Adjusting ChatGPT's tone

Credit: OpenAI

Lastly, the company says it is currently testing a new settings option that lets you fine-tune the tone and style of the bot to your liking, but is launching the experiment with a limited pool of users only.

What else is new

Speaking of paid subscribers, GPT-5.1 is rolling out first to Pro, Plus, Go, and Business users. The company started shipping the model on Wednesday, and says it will gradually appear over the next few days. The model will arrive to free and logged-out users soon, though there's no specific timeline yet.
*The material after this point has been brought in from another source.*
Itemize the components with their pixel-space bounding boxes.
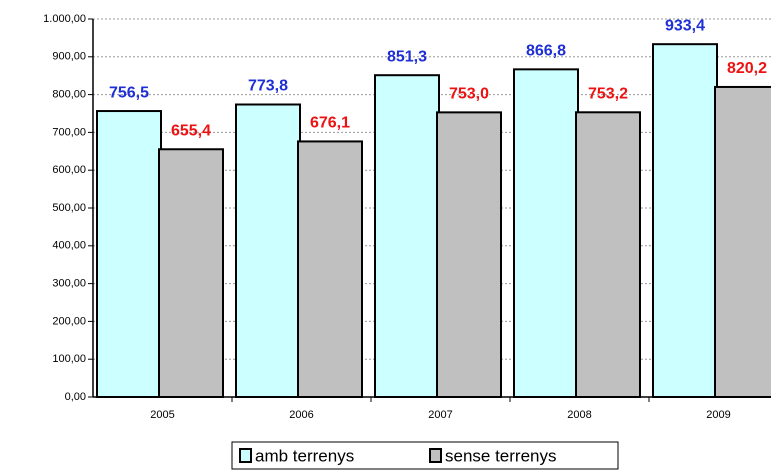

For a new update to GPT, this really isn't all that flashy. Maybe that's a good thing: OpenAI overhyped GPT-5, which was a let down for many fans of GPT-4o—especially when the company subsequently took that model away. Keeping expectations in check for GPT-5.1 is likely a smart move, but I can't help but wonder if it's a sign that AI advancements are starting to slow down. We know AI companies are running out of data to train their models on, we just don't know how soon the impacts will be felt. GPT-5.1 probably isn't a harbinger of doom for OpenAI, but it is interesting that it isn't an exponential improvement, either.

Disclosure: Lifehacker’s parent company, Ziff Davis, filed a lawsuit against OpenAI in April, alleging it infringed Ziff Davis copyrights in training and operating its AI systems.